Pierre Lemieux (1988), L’anarcho-capitalisme
Préface à l'édition électronique 2006


Pierre Lemieux (1988), L’anarcho-capitalisme. Paris: Les Presses Universitaires de France, 1988, 126 pp. Collection: Que sais-je?, no 2406. [Autorisation accordée par l'auteur le 18 novembre 2005.]
Préface à l'édition électronique 2006

Presque vingt ans ont passé depuis que j’ai écrit ce livre. Je le réécrirais aujourd’hui de manière différente. L’anarcho-capitalisme et les théories sous-jacentes ont fait l’objet de nombreuses recherches et d’une importante littérature autant philosophique qu’économique [1]. Du côté de l’économie, je n’avais pas mesuré l’importance des idées d’Anthony de Jasay, dont les premiers écrits sur l’anarcho-capitalisme [2] sont contemporains de mes propres écrits. Les travaux de Robert Axelrod et de Robert Sugden, auxquels j’ai introduit nombre de lecteurs français, ont été suivis d’une vaste littérature utilisant la théorie des jeux pour expliquer la coopération spontanée parmi des acteurs égoïstes.

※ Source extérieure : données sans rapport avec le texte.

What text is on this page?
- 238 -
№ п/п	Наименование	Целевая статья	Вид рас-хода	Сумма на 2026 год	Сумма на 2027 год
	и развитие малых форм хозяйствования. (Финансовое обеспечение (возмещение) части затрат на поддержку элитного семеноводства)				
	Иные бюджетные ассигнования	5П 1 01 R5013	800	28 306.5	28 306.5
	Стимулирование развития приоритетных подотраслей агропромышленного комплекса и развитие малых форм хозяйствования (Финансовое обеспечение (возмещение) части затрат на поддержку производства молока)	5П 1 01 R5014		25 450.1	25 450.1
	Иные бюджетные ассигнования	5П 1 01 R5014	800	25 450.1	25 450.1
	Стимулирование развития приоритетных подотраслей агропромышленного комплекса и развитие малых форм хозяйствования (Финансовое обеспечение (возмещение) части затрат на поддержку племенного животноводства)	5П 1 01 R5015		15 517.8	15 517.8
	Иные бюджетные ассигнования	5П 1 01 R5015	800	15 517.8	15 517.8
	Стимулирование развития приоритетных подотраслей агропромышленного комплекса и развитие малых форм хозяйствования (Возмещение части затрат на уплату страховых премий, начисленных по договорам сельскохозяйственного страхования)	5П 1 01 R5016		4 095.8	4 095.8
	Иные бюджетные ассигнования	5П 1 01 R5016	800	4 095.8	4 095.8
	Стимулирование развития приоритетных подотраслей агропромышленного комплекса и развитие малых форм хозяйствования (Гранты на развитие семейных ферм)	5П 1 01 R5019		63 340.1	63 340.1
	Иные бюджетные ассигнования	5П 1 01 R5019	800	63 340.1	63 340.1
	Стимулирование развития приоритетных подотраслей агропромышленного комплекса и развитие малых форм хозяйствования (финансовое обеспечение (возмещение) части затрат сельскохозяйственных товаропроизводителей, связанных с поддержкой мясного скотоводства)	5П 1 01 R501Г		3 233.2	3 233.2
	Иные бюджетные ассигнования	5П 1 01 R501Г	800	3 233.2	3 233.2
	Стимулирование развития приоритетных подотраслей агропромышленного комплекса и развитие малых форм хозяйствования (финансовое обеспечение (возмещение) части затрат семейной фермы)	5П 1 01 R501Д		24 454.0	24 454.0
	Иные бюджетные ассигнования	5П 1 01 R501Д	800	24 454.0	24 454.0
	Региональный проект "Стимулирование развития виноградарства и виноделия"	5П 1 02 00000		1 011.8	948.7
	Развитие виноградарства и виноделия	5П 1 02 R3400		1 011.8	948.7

Sous l’influence de de Jasay, mais également d’économistes néoclassiques [3] et de l’école du Public Choice [4], je suis devenu plus agnostique devant la construction théorique, à la Rothbard, de la société idéale de l’avenir. Même si je continue à croire que les fondements philosophiques de l’anarcho-capitalisme sont solides, j’insisterais maintenant davantage sur sa dimension économique. Plus économiste, j’utiliserais le présent ou le futur plutôt que le conditionnel. Au lieu de me laisser tenter par une éthique englobante comme celle de Rothbard ou de Rand, j’essaierais de ne faire intervenir qu’une éthique minimale, d’économiser sur l’éthique [5].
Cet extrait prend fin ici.